BioHacking...The Perils of Progress

BioHacking...The Perils of Progress

BioHacking...The Perils of Progress

Computer hacking has taken on a new dimension...biohacking and the target is you

   

BioHacking...The Perils of Progress

image by: Saksham Choudhary

If Plato were brought up to speed on the 21st century, he might think twice about labeling necessity as the mother of invention, because in today's world it seems opportunity is at least as driving a force.

A recent article in the San Jose Mercury News frames the issue by examining at the computerization of people, a seemingly sci-fi phenomenon that is already becoming fact. As a case in point, the article looks at Amal Graafstra, co-founder of gadgetry firm Dangerous Things.

The gadgetry Dangerous Things sells is not run-of-mill (yet); rather, it focuses on "biohacking" products—things you implant in your body to achieve various ends. Graafstra is a living advertisement for biohacking, having his hands implanted with radio-frequency identifiers that allow him to unlock his car, computer, etc., with merely a wave.

At first glance they may seem to increase convenience.  Like everyone else, I've become enraged when attempt after attempt to remember my password for this or that Website was rejected.  Wouldn't it be better if the damn thing could just recognize me and let me get on with my cyberlife?

But before too many of us get on the bandwagon of biological alteration for the sake of convenience, we should confront the second half of Dangerous Things' portmanteau: hacking.

It may have been big news that Target was hacked—using software developed by a 17-year-old—to the tune of compromising the personal and financial data of as many as 110 million customers, but there's nothing new about this kind of cybercriminality. Nor is there anything new about criminals exploiting whatever new technology comes down the pike. "The criminal underground is highly innovative and often acts as an early adopter of emerging technologies," writes Marc Goodman, chair for Policy, Law, and Ethics at Singularity University. He continues:

As a young police officer, I observed gang members and drug dealers using beepers and mobile phones long before they were in common use by the general public. […] We are at the dawn of an exponentially advancing technological arms race between people who are using technology for good and those who are using it for ill. Though such battles have gone on since the beginning of time, what has changed is the pace of innovation. New technologies and capabilities are emerging so quickly, it becomes increasingly likely they will outpace the capabilities of public safety officials to respond.

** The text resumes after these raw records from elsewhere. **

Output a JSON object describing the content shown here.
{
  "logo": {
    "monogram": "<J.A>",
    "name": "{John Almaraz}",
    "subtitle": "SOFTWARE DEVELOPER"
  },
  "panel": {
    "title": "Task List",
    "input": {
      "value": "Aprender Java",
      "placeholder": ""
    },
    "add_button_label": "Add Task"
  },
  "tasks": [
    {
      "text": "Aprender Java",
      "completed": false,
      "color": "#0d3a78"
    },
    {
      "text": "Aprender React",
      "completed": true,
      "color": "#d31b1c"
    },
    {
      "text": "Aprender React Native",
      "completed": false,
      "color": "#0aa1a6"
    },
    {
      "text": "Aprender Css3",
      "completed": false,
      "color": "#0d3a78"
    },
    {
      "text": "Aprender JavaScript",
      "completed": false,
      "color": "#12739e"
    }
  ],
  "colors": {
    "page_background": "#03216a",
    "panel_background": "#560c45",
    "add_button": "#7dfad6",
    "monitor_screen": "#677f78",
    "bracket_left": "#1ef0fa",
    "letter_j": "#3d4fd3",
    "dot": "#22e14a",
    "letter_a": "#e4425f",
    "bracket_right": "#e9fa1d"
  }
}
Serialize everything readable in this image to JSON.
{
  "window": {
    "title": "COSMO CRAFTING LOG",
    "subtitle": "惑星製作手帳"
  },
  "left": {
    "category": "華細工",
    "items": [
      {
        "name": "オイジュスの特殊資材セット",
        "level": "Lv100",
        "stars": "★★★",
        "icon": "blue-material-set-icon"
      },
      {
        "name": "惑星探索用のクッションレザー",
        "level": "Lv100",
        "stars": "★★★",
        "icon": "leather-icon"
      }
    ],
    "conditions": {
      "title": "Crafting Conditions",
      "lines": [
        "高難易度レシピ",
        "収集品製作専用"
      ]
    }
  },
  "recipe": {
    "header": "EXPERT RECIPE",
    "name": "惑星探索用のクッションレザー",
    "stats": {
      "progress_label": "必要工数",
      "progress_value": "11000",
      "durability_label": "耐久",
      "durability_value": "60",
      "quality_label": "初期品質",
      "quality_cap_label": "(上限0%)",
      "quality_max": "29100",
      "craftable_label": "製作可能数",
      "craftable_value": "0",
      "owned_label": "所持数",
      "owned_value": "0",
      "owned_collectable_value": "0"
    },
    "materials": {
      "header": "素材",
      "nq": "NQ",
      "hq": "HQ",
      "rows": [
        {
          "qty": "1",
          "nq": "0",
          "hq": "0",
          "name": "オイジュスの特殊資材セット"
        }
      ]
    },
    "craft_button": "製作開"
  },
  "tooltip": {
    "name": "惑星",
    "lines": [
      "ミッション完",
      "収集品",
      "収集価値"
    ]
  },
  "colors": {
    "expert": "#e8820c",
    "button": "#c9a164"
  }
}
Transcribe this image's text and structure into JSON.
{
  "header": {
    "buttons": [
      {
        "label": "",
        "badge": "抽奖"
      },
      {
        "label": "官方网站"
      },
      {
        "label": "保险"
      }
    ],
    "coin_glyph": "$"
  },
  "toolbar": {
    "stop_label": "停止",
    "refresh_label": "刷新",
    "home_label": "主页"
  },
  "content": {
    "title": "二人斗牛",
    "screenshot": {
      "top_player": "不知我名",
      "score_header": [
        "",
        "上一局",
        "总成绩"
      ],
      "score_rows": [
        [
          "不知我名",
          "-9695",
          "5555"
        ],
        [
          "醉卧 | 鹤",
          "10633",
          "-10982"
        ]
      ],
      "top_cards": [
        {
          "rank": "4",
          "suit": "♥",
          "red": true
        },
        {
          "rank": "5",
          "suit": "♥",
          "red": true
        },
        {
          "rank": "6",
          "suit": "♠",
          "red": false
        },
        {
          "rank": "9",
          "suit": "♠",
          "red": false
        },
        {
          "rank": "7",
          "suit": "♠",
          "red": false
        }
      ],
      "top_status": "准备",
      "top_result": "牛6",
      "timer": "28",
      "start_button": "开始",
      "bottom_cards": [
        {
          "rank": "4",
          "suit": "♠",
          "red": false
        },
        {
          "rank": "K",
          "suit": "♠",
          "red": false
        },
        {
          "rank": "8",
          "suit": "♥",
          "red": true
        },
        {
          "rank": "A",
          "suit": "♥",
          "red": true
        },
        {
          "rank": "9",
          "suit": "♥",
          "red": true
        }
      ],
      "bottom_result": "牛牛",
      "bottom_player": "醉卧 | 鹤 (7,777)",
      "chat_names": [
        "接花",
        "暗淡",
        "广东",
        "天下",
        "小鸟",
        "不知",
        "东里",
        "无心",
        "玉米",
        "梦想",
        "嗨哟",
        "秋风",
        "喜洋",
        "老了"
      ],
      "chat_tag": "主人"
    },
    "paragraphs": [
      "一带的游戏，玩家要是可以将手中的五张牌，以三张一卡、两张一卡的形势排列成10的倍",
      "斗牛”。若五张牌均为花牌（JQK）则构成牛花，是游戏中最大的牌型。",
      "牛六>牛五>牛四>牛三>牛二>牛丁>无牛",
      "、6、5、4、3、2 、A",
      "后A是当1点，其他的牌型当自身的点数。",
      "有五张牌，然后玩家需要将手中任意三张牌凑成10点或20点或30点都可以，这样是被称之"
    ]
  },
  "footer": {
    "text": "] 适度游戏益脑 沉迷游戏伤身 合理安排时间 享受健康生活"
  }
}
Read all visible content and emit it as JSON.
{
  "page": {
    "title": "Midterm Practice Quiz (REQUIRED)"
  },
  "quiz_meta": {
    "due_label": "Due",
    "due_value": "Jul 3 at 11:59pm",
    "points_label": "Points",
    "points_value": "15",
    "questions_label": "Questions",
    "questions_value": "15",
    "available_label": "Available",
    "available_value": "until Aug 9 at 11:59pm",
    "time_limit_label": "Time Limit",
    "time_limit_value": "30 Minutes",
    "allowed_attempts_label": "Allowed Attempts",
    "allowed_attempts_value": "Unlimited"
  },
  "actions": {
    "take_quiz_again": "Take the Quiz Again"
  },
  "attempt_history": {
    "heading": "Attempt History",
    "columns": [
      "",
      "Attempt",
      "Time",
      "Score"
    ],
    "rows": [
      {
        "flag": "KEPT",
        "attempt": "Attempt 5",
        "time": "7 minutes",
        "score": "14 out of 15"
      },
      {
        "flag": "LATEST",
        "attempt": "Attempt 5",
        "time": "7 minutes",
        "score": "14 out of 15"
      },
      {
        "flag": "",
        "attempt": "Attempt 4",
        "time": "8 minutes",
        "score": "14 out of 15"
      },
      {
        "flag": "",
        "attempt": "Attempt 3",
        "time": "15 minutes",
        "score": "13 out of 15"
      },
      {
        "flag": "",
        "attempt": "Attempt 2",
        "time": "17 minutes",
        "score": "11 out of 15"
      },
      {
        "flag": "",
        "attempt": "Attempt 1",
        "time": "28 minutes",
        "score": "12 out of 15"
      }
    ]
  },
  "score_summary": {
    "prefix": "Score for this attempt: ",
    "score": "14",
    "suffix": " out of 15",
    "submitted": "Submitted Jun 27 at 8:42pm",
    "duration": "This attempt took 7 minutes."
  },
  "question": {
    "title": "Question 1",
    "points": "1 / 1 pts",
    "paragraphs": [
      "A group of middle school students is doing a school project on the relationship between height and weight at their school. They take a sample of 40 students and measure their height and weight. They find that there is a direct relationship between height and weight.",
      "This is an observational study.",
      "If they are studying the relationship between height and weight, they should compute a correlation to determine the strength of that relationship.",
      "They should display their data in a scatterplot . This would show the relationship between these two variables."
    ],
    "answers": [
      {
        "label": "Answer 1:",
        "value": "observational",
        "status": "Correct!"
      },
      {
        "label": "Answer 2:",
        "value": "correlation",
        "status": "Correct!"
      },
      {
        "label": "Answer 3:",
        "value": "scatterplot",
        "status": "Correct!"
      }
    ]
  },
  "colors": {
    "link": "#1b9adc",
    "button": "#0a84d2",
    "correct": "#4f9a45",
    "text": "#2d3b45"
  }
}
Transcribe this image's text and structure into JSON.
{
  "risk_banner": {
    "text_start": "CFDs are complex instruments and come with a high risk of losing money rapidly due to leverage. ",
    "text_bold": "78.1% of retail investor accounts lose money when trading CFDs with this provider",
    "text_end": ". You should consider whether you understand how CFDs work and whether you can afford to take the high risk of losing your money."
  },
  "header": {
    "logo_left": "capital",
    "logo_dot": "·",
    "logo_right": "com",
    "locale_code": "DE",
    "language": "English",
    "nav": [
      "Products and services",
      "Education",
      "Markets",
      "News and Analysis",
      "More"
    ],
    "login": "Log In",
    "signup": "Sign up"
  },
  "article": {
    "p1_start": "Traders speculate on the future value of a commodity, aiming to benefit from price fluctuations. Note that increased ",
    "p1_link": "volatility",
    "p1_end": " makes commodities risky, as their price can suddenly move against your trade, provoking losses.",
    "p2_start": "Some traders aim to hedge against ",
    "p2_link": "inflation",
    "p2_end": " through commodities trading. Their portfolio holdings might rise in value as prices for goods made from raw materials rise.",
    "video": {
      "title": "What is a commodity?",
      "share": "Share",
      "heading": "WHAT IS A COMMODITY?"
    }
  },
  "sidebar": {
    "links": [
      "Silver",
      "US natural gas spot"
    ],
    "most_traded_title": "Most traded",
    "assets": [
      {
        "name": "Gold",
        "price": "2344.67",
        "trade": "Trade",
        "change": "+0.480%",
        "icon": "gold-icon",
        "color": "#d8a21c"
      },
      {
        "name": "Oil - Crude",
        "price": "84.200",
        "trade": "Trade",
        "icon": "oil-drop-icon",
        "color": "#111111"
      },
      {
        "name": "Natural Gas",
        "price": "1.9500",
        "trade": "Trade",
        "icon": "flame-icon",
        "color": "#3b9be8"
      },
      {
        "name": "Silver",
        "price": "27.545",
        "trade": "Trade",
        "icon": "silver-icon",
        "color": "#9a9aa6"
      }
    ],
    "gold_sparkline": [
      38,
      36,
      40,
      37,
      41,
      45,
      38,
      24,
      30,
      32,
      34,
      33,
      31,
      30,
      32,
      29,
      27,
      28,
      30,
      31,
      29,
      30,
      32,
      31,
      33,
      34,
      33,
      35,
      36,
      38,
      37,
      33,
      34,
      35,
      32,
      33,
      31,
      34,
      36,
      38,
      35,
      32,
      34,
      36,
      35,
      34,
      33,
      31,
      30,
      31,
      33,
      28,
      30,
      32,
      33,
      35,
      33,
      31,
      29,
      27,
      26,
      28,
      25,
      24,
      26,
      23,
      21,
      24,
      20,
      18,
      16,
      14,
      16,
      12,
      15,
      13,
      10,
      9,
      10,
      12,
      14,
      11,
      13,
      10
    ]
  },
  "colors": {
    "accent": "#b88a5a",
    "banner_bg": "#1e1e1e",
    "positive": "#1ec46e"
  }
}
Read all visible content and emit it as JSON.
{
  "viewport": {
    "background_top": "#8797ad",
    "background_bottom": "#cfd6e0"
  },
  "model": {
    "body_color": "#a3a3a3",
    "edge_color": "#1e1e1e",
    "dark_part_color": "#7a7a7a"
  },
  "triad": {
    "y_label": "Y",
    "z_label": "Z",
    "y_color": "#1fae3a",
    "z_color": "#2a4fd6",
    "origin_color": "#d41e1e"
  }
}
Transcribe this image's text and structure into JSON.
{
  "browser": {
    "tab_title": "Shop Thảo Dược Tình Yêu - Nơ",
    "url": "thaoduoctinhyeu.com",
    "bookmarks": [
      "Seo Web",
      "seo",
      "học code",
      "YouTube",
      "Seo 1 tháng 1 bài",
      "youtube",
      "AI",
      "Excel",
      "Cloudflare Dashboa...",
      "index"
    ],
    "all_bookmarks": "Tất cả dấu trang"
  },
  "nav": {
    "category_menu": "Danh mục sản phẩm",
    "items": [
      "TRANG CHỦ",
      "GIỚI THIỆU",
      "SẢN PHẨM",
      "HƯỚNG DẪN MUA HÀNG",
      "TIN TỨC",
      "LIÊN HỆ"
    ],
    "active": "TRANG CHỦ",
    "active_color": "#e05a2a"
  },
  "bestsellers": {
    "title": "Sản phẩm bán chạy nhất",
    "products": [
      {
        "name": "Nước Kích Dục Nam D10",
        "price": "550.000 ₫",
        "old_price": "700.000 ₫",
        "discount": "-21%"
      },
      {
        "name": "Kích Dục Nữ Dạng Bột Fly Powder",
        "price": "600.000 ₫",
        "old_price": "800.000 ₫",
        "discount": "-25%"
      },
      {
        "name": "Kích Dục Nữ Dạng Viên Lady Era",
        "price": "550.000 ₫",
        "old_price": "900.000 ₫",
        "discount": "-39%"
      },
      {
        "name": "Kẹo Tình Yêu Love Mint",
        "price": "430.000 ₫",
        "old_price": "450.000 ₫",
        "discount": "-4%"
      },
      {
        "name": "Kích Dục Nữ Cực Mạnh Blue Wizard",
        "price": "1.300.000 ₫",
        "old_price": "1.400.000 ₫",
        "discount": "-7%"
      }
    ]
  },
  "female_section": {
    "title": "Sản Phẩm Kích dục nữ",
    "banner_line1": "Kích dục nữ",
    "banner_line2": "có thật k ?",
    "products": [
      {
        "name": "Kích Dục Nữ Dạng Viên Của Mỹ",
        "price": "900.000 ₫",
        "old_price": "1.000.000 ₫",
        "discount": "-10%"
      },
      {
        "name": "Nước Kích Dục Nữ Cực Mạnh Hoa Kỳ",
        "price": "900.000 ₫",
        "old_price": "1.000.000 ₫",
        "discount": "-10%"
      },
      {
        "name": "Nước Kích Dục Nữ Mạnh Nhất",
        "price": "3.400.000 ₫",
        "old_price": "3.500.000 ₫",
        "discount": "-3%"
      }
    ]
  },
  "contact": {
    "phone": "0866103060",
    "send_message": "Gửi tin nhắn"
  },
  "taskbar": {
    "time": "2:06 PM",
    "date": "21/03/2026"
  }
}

In a 2011 TEDx talk entitled "All your devices can be hacked," Johns Hopkins Professor Avi Rubin, a renowned expert in systems and network security, explored the possibility of cybercriminals hacking into implanted computerized device. For example, he reported on experiments demonstrating that it would be possible remotely to induce ventricular fibrillation in the recipient of a computerized pacemaker.

"[W]ithout understand what attackers can do and the security risks from the beginning," Rubin said while discussing computerized implanted devices, "there's a lot of danger in this."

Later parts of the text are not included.